Kaselev looked them over for about five minutes. "I would have to say the signature is probably real. In fact, I am almost certain of it."

"No further questions, General Kaselev."
19-09-2006, 01:04
The defense had not given up yet. Things were not looking good, but they weren't going down without a fight.

"General Levitt is an unstable personality," said Khalrov. "She is prone to eccentric, unpredictable behavior, openly expressing contempt for court tribunals, antagonizing foreign diplomats, confrontational approaches to conflict, and seems to think that the way to get what she wants is by blowing the other guy away. She more likely planted the papers to advance her own career and rebuild her shattered reputation."

"Ladies, gentlemen, and assorted transsexuals, hermaphrodites, and genderqueers of the jury, will you believe this sleazy, lunatic bimbo, or will you believe the words of a man who has served his country honorably for decades?"

"Objection, the defense is making an ad hominem attack on the witness."

"Sustained. Colonel, refrain from personal attacks on witnesses."

"Withdrawn. But it must be pointed out that this woman has next to no credibility, and would certainly have motive to frame the defendant."

"I'll allow that."

"Thank you, Your Honor. Now, General," the defense attorney said to his client, "where do you think that this most inflammatory and certainly fake document came from?"

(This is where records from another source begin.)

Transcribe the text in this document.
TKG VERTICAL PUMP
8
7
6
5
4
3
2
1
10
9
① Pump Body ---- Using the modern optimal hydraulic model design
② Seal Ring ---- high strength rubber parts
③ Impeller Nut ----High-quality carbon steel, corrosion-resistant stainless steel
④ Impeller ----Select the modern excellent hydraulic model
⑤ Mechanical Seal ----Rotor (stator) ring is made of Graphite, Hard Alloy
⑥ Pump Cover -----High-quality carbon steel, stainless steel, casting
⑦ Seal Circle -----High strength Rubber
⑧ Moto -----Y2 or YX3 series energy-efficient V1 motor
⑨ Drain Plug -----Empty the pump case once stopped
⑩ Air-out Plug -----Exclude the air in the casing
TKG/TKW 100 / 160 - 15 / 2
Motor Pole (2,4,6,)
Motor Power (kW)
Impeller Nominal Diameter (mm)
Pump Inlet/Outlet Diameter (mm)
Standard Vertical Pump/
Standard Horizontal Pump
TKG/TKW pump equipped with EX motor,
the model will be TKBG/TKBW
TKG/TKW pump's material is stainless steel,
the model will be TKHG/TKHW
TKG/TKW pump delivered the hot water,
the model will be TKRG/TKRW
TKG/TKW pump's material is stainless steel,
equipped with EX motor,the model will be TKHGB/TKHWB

Kalazanov broke down, lost his composure, and openly wept. "I... I gave the order. It was to protect the Torontian people. If we had gone forward, like General Levitt, and General Kantari, and the others... wanted, then the disunity would have ended our neutrality, we would have been forced to openly aid St. Fedski, and it would destabilize everything we worked for, everything the AOA worked for..." He could not finish in his emotional state...

Lamont grinned sadistically. "So, you sold out the reputation of your country, and 307 Torontian lives, and the lives of the soldiers killed in the whistleblowing by Captain Foster, for the interests of the State of Amestria, knowing that it was a terrorist, criminal entity in Torontia? You sold your soul to the Amestrians for a fragile peace that, when the lie was exposed, killed hundreds of thousands when the people exploded in anger, raping and killing every Amestrian they could get their hands on in an unparalleled display of barbarism? People of the jury, I submit that this coward, mass murderer, and AOA puppet is responsible for the deaths of every single riot victim, as much as General al-Ghazi is."